Par décision en date du 28 décembre 2017, la [7] a retenu un taux d’incapacité de 9 % à la date de consolidation du 24 novembre 2017.
Par lettre reçue au greffe du Tribunal du contentieux de l’incapacité de Paris, le 24 janvier 2018, il a déclaré contester cette décision, estimant que ce taux ne correspond pas aux séquelles subies.
Le 1er janvier 2019, le dossier a été transféré au pôle social du tribunal de grande instance de Paris en raison de la fusion du tribunal du contentieux de l’incapacité avec les juridictions de droit commun. Le 1er janvier 2020, l’instance s’est poursuivie devant le pôle social du tribunal judiciaire de Paris.
Les parties ont été invitées à comparaître à l’audience du 15 novembre 2023.
Le requérant a indiqué que les mesures réalisées lors de l’examen entraînaient une réduction de moitié de l’amplitude des mouvements de l’épaule, qu’il convient en outre de considérer le mouvement des deux épaules par synergie, de sorte que les séquelles n’étaient pas modérées, et qu’il manque des mesures nécessaires, de sorte qu’il a sollicité une expertise médicale.
La [6] a comparu à l’audience et a sollicité le maintien du taux en raison d’une intervention chirurgicale, mais ne s’oppose pas à une expertise.
Par jugement du 17 janvier 2024, le tribunal a désigné le docteur [I] afin de réaliser un examen clinique de la victime avec pour mission de déterminer son taux d’incapacité permanente à la suite de l’accident du travail du 4 décembre 2014, en se plaçant à la date de consolidation du 24 novembre 2017, au vu du barème indicatif d’invalidité accidents du travail.

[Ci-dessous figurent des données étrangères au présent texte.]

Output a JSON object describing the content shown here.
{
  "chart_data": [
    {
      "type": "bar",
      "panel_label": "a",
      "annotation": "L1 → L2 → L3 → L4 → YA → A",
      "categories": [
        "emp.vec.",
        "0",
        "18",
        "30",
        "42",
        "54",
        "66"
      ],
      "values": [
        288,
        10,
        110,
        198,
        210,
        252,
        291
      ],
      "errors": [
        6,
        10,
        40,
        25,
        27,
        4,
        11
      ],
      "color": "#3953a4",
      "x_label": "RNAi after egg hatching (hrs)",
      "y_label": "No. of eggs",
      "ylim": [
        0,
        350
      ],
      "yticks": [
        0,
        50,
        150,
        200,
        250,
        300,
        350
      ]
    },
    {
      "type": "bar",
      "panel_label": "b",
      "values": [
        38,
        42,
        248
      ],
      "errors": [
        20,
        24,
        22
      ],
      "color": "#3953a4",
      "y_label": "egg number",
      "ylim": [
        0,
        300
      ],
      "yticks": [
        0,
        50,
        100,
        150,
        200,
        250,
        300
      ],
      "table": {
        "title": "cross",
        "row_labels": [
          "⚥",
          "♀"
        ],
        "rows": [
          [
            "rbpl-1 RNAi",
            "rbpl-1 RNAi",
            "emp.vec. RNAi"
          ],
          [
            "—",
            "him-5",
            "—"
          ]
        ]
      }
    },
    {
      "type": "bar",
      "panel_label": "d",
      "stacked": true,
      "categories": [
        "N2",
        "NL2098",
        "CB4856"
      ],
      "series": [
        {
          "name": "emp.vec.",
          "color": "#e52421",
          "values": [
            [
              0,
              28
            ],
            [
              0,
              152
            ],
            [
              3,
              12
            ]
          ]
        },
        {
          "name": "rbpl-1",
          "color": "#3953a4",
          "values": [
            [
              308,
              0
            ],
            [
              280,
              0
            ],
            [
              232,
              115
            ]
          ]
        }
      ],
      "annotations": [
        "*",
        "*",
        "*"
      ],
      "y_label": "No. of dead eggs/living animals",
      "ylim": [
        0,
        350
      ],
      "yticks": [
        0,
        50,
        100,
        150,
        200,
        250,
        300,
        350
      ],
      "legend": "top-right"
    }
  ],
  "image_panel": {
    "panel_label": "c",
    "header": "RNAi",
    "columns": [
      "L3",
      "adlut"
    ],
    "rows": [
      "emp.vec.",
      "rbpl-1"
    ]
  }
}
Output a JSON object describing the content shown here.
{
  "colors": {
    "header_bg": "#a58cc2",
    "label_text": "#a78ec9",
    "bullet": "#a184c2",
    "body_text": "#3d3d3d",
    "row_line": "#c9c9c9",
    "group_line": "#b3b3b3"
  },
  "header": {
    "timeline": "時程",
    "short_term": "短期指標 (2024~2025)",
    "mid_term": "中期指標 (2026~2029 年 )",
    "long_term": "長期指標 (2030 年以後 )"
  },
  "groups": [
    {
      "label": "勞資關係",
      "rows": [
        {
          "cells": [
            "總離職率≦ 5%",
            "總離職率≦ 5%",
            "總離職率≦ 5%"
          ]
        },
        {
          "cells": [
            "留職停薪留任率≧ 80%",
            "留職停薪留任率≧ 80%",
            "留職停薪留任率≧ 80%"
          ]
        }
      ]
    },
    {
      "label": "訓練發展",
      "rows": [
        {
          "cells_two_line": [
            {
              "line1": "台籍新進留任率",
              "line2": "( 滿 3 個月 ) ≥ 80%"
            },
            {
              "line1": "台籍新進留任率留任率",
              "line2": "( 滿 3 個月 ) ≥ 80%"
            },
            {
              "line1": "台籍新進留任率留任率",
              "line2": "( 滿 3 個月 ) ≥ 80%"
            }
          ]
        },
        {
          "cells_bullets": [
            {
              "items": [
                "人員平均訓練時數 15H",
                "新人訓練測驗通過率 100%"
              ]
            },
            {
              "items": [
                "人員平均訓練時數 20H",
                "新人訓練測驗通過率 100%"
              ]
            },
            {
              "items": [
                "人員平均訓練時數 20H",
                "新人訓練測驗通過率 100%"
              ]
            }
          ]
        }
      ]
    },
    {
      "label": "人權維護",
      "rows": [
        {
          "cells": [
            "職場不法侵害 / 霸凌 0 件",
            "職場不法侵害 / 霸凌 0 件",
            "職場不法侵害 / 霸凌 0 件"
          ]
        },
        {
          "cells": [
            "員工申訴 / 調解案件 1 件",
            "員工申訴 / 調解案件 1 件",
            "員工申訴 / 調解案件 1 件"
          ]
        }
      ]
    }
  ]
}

L’expert a déposé son rapport le 26 mars 2024. Il conclut qu’à la consolidation, le taux de 9% n’indemnise pas de manière équitable les séquelles douloureuses et fonctionnelles d’une limitation légère à moyenne de tous les mouvements de l’épaule droite dominante chez un travailleur manuel ouvrier du bâtiment. Conformément au barème Légifrance AT/MP, le taux d’IPP imputable à l’accident du travail du 4/12/2014 doit être fixé à 15%. Monsieur [U] [M] [E] ne pourra plus exercer d’activité professionnelle nécessitant des gestes répétitifs en force ou non au-dessus du plan horizontal des épaules. Compte tenu de son âge, de ses capacités physiques et psychiques, un coefficient professionnel de 5% semble médicalement justifié.
Les parties ont été invitées à comparaître à l’audience du 5 février 2025.
Monsieur [U] [M] [E] a comparu à l’audience assisté de son conseil. Son conseil a fait valoir oralement que son client demandait l’entérinement du rapport, y comprenant la taux de 5% retenu au titre du coefficient professionnel, M. [M] [E] ayant été licencié pour motif économique et n’ayant jamais retrouvé d’emploi ainsi que la condamnation de la [6] à verser la somme de 1500 euros au titre de l’article 700 du code de procédure civile.
Régulièrement représentée, la [8] a fait valoir oralement qu’elle demande la confirmation du taux d’IPP de 9% et le rejet du coefficient d’incidence professionnelle, le demandeur n’ayant pas été licencié pour inaptitude mais pour motif économique, et de la demande au titre de l’article 700 du code de procédure civile.
L’affaire a été mise en délibéré au 16 avril 2025.
MOTIFS
L’article L.434-2 du code de la sécurité sociale dispose que le taux de l’incapacité permanente est déterminé d’après la nature de l’infirmité, l’état général, l’âge, les facultés physiques et mentales de la victime ainsi que d’après ses aptitudes et sa qualification professionnelle, compte tenu d’un barème indicatif d’invalidité.
Seules les séquelles résultant des lésions consécutives à l’accident du travail ou la maladie professionnelle pris en charge par la caisse doivent être prises en compte pour l’évaluation du taux d’incapacité permanente partielle attribué à la victime en application de l’article L.434-2 du code de la sécurité sociale.
L’incapacité permanente est appréciée à la date de la consolidation de l’état de la victime.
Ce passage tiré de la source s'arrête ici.